I was chatting with a fellow practitioner yesterday who wanted to write an Iyengar yoga sequence for runners. In the course of our conversation, he asked about my running. I told him that I had gone completely barefoot and the inevitable ‘why’ popped up. So I said the first thing that came to mind, ‘stronger feet, better asana’.
Ever since I started running barefoot, my standing poses have more grounding and my feet feel healthier. Better arch support, more open soles and greater foot flexibility, etc. I did go through my share of overdoing before finding my feet though😊.
An old friend who happens to be a long distance runner sent me a book on barefoot running and I used the principles in it to develop a plan to transition slowly and steadily. I guess it has been successful because even a gap of a few days doesn’t impact the feet or ankles. I haven’t really studied the science behind it and have let my feet be my teacher. It has been a very subjective experience of listening and adapting to the body.
Sometimes I run loops on a ground as that offers a varied surface; it has mud, stones and bugs besides debris. Running there is an exercise in intense awareness and movement while making my feet ready for any and all kinds of surfaces. Each step is new and fresh despite having run there many times. My senses are sharper and I actually see the ants being industrious as I run. The tiny glass shards and bottle caps are like beacons to stay alert if I want to keep my feet intact for another run.
On one of my runs, an elderly gentleman came upto me and said that he appreciated my running barefoot and warned me about the glass. He then asked me why barefoot and proceeded to answer the question himself. In his answers, I found mine. Mostly, I just reply because it feels good and never go beyond that. That wise man said it is taking energy from Mother earth and releasing all your negative energy into the ground. It must make you emotionally more stable and mentally strong. I nodded yes to all of them. It got me thinking a little and one of the reasons I run barefoot is joy. Feeling the ground so directly, so intimately is very rejuvenating and charges me up.
In a perfect world, I would probably go barefoot everywhere but it would be inconsiderate to step into someone’s home or a class with dirty feet. Although, what others consider dirt is actually probably cleaner than what we accumulate in all our hygiene fetish. I used to be obsessive about clean feet and wore slippers at home my entire life. Little did I realise how much I had disconnected myself from myself. Perhaps that is why tadasana is so dear to my heart. As a popular line goes, root to rise. It is really ascending to the fullest potential in oneself.
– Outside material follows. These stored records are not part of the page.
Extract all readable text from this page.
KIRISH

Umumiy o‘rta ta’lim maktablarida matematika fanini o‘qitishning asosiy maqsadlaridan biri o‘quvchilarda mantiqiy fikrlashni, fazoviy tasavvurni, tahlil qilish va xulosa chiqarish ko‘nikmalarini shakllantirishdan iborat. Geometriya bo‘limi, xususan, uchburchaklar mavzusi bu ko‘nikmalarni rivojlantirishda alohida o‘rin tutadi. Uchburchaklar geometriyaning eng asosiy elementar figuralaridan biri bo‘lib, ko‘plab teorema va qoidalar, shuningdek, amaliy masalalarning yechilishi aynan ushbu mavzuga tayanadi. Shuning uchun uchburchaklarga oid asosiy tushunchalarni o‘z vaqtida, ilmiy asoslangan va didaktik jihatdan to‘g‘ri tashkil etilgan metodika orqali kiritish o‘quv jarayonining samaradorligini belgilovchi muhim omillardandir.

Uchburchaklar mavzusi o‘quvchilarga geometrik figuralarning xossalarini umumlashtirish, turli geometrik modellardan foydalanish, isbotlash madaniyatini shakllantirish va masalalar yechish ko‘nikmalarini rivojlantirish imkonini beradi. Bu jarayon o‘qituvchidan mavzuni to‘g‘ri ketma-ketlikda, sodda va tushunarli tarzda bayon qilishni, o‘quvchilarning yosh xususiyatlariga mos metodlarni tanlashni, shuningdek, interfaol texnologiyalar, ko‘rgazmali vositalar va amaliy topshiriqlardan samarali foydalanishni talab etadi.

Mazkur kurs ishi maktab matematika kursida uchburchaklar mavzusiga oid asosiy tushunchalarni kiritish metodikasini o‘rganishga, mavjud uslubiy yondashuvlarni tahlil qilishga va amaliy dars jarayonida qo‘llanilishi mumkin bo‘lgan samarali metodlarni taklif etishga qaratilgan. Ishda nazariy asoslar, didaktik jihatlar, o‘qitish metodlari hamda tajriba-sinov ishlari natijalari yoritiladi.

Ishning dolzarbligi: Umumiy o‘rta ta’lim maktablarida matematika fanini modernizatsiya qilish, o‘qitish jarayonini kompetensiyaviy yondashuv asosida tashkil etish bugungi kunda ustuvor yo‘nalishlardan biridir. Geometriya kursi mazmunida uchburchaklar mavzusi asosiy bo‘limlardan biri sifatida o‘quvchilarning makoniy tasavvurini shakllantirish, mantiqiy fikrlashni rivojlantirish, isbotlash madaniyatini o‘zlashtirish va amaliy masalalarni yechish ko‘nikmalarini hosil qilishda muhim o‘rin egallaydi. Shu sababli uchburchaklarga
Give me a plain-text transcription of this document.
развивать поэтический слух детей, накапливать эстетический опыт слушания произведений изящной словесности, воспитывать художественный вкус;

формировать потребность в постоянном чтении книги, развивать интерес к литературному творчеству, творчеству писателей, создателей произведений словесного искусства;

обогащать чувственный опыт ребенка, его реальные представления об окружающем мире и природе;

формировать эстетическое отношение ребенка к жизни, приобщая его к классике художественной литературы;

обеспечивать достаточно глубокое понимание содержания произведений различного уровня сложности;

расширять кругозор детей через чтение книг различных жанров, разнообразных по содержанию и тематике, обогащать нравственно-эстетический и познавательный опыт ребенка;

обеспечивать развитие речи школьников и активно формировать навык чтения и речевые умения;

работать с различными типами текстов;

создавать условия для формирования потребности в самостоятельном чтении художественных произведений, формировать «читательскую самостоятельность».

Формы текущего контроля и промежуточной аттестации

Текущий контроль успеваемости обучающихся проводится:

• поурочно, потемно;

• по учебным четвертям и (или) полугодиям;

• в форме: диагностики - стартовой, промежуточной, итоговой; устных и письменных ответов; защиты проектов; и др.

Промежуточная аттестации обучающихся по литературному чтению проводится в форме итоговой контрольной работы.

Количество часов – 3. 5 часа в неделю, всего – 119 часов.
Running barefoot has taught me many things, a greater respect for all beings, great and small. It teaches me that equanimity is possible in life situations. Everytime I explore a new terrain or route, I am vulnerable and exposed. It is a delicate dance of faith, awareness and humility to be present. Regardless of the chatter in my mind, I take one step and then another and let the rhythm of the feet find the rhythm of my breath. Sort of like being on my mat and discovering something different with every practice. Both the disciplines have fed each other and continue to do so. They both require a dedicated and balanced approach and reveal their secrets slowly as I become ready to receive. One of my dilemmas was ‘running or yoga’ but with barefoot running, I have found a happy balance, atleast for now.
Today’s class was brilliant. We had a different teacher, a petite soft spoken lady who actually made me experience savasana in trikonasana, eternity in a moment. That is probably an entire post in itself.